Abigail on surviving domestic violence: “The gunshot situation wasn’t that traumatic for me. What was traumatic was the abuse leading up to it.”
Abigail is a thirty-something college student and she’s getting straight A’s even though she’s recovering from a bullet wound to the head. She said it never occurred to her to go to school until her therapist at the Des Moines Pastoral Counseling Center suggested it to her. She received an academic scholarship and started classes in 2015.
“After everything that happened, it was like my life started,” said Abigail.
If anyone ever was ready for higher learning, it’s Abigail. Even a brain injury couldn’t hold her back from excelling in hard-thinking courses including ethics, human biology, American government and creative writing. Her parents and her 8-year-old daughter fully support her educational pursuits.
But her physical recovery is just part of the story, maybe even the easiest part.
“The gunshot situation wasn’t that traumatic for me,” she said. What was traumatic was the abuse leading up to it.”
Abigail was shot by a person she used to call boyfriend, but now calls “monster.”
The perpetrator was sentenced a long prison term. In a way, it seems like a tidy resolution but domestic violence is complicated. It can occur in any relationship regardless of income, race, education, ethnic background, personal ability, sexual orientation, marital status or social standing.
By now you might be asking the classic question: Why did Abigail stay with her abuser? The experts say there are many reasons a person remains in a violent relationship. For Abigail it had to do with protecting her child and her parents. The abuser threatened to harm them if Abigail ended the relationship. She knew his sadistic capacities first hand, thus she believed his threats against her family. Determined to protect her loved ones, Abigail submitted to her abuser. Statistics suggest leaving a violent relationship can be life-threatening as the abuser becomes even more determined to maintain power and control over his victim.

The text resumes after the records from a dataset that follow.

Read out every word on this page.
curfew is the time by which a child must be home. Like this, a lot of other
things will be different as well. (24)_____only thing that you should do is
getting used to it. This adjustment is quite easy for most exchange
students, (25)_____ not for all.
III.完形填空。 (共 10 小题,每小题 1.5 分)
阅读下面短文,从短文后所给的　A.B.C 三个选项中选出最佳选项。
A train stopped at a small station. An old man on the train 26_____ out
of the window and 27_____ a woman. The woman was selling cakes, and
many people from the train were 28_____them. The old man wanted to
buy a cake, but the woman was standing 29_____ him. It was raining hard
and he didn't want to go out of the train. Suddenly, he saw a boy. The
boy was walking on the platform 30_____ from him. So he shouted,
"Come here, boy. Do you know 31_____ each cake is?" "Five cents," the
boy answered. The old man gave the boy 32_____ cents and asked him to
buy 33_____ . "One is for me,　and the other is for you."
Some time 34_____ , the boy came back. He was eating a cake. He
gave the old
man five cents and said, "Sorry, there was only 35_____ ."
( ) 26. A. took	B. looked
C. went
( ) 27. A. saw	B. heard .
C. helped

Maybe that is why Abigail’s abuser used his gun. He shot her in the head.
Miraculously, Abigail survived.
Her former boyfriend was sentenced to prison.
Abigail’s head-wound healed with nearly all brain capacities intact. But she felt constantly afraid and anxious, even with her abuser behind bars. She couldn’t sleep. She was connected to the Des Moines Pastoral Counseling Center through Polk County Crisis and Advocacy Services, a unit of the district attorney’s office. She said she saw her therapist two to three times a week at first, and continued for six months. She said counseling got her to a good place.
“I’d been in abusive relationships before and would just end up in another abusive relationship, and the men were getting worse and worse,” said Abigail. “I worked hard to make sure I never end up with one of those kinds of guys again, you know, and I’ve learned so much about myself through counseling.”
Abigail said her treatment included Eye Movement Desensitization and Reprocess (EMDR) Therapy. This is an evidence-based treatment proven to be effective for the resolution of Post Traumatic Stress.
Abigail is a dreamer and a doer. She advocates for tougher laws on perpetrators of domestic violence. She intends to complete her Bachelor of Arts degree and has her eyes set on a master’s degree. She shares her story in motivational speeches to youth to educate about dating and break-up violence.
“I’m not saying that my story is any worse than others, but what happened to me was pretty bad and if I can take this and turn it around then hopefully it will inspire other people to make the best of their lives.” ~
Note: We’ve changed the client’s name and identifying details to preserve privacy. Photo is a stock image.